As a positive factor, we get more flexible and new features in add-ons, which are partially inaccessible in user scripts. For example, the moment of launching scripts is determined more flexibly, styles are set before the document is created, therefore the picture of the site does not “jump” in the first second after loading.

At this we allow ourselves to interrupt the allowed speeches, and the creation of the add-on is analyzed next time, in order to complete the theme of the features of creating user scripts for Opera.

Practical conclusions


The installation in the Opera of such a multifunctional script as HabrAjax , supplemented by user styles ( ZenComment ), containing work with several sites and protected pages (https), comes up against 2 features of the installation.
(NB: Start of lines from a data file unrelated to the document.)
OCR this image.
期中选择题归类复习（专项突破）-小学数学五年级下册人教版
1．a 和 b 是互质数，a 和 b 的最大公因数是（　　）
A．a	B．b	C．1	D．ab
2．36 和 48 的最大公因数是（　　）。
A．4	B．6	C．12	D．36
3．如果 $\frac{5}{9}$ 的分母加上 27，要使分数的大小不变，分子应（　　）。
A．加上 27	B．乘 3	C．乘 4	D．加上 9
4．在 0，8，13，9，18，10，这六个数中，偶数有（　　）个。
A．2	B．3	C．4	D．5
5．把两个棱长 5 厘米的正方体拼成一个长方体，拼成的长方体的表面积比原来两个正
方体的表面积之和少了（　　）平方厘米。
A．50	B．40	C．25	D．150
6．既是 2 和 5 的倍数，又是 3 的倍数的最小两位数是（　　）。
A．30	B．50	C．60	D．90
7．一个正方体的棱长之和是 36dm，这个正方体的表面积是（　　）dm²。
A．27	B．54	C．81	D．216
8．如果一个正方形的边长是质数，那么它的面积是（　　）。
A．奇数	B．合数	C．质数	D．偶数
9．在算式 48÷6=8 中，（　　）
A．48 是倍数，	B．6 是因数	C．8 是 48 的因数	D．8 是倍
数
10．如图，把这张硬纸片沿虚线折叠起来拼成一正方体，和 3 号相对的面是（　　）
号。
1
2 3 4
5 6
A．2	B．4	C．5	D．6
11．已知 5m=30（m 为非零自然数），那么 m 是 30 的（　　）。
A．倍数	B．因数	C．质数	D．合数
Depending on the type of installation (in the general directory or in the site specific), if individual site settings are set, you need to remember to set up the same script settings for all sites mentioned in the include directives. Or put the script in a shared directory, but specify it in the individual settings. Otherwise there will be bewilderment - why do not the auxiliary functions work? Bug No, it will not be a bug, but insufficient settings. And if the script works with protected pages (and it has to work with them, if there is a cross-domain exchange), it is necessary to include the HTTPS permission for userscripts, which further hinders the “live in peace” on the Opera. Salvation - in addons, but about it - next time.

(The article is from the general pool of articles generated by working with user scripts for Habr.)